• Do Subwoofers for Cars Differ from Home Stereo Subs

    Subwoofers for cars are nearly identical to those built for home stereos, with only a few differences. Subwoofers are speakers that play the lowest frequencies, also called bass, which regular speakers don’t play due to a crossover circuit that delivers the low frequencies. Most subwoofers (active) are self-powered, with a built-in amplifier and separate power source from the other equipment, which is how it has enough power to provide the low-frequency audio waves; passive subwoofers are powered by an external amplifier. It is typically built within a wood car subwoofer enclosure. A home subwoofer will be connected to a receiver or preamplifier.

    House subwoofers have better current, to drive stronger bass; cars don’t have enough power to supply the home versions. Car systems run off of 12v DC and 2 to 4 ohm impedance, while home stereos run off of 120v AC and 4 to 8 ohms. If you convert your car subwoofer to run in your home, note that it will only be effective in a small space like a small bedroom, since it’s built to be used in a small area like a car.
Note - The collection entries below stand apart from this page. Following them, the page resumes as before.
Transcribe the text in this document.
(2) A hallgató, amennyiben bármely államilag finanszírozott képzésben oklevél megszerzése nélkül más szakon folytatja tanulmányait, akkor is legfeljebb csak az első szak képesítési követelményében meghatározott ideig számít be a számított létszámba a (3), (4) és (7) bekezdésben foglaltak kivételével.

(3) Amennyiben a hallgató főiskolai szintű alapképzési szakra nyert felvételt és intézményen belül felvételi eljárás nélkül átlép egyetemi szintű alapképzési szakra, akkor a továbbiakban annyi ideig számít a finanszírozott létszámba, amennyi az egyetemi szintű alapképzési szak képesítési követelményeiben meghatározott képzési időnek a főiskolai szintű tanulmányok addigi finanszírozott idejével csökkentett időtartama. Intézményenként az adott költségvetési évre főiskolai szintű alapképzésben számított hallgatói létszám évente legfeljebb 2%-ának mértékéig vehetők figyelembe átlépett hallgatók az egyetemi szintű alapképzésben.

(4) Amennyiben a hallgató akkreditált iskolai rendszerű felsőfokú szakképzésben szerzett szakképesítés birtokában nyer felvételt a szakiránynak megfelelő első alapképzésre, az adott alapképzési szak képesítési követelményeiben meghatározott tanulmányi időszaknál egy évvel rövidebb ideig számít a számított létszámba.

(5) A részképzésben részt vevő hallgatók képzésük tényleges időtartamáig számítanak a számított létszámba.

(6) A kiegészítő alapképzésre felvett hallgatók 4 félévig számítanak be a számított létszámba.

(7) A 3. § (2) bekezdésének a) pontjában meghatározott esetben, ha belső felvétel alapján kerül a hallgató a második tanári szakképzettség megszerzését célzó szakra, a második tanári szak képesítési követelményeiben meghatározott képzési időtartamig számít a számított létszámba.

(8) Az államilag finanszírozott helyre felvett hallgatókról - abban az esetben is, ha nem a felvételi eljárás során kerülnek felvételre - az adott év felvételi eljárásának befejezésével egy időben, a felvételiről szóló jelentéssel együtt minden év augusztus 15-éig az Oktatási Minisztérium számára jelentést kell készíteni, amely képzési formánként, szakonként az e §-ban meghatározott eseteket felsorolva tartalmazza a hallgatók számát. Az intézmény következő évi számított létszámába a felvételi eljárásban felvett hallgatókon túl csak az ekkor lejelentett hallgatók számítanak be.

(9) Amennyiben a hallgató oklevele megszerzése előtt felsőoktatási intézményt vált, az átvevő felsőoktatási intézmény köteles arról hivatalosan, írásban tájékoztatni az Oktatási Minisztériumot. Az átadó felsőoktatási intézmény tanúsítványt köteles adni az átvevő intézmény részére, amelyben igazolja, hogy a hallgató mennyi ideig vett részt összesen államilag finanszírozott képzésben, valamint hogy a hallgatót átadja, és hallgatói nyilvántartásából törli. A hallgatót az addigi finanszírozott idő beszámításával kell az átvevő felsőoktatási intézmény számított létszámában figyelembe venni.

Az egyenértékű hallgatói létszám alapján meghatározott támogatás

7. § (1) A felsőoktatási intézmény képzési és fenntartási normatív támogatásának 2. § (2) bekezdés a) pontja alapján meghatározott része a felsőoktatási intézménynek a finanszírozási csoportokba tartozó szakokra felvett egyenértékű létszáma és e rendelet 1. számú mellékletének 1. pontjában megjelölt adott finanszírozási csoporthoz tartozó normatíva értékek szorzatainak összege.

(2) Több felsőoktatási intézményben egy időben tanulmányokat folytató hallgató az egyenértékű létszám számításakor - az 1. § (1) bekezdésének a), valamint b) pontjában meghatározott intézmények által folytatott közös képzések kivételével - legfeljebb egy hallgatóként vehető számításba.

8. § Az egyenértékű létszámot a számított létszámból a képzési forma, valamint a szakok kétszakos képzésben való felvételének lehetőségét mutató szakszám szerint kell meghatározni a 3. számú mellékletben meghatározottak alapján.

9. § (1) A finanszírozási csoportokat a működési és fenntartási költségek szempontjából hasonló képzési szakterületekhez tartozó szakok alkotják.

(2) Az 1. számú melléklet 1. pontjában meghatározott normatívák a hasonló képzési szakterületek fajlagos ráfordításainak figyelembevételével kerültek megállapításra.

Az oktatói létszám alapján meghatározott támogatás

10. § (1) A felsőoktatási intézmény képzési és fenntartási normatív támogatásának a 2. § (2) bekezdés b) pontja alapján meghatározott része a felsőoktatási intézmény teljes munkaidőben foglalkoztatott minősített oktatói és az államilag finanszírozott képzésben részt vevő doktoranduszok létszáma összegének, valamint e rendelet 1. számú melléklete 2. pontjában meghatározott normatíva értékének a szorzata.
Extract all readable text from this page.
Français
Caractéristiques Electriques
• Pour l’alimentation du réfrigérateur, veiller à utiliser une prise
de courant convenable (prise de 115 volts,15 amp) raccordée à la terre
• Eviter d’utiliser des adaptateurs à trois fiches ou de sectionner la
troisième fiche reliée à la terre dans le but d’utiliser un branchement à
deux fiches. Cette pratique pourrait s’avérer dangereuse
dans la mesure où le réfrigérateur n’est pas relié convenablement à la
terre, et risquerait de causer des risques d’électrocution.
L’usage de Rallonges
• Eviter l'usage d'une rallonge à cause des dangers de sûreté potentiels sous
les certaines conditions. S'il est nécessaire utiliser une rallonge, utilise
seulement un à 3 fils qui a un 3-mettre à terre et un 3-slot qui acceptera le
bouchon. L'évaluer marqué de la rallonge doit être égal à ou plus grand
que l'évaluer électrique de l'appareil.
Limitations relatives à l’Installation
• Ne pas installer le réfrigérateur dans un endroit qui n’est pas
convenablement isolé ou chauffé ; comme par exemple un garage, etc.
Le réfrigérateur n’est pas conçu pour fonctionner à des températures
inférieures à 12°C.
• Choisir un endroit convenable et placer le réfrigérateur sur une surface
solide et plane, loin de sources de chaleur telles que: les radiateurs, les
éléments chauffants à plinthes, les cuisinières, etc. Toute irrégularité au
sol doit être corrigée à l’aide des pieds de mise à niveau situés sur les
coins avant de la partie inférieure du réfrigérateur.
Actually, though, the smallest subwoofers may be home theater subwoofers that are designed for smaller areas.

    A home theater subwoofer has more consistent current, while a car subwoofer’s current fluctuates, based on the car’s actions: revving the engine, for example, affects the subwoofer. There is not enough distance in a car to use typical home stereo subwoofers, which require up to 30 feet for proper reverberation; that’s why there’s more bass in your car stereo–it is bouncing off much shorter spaces. Car stereo equipment can have up to 3 to 5 times more harmonic distortion than home theater systems. Also note that car subs are unshielded, so anything magnetic like a computer hard drive may be affected by being near it.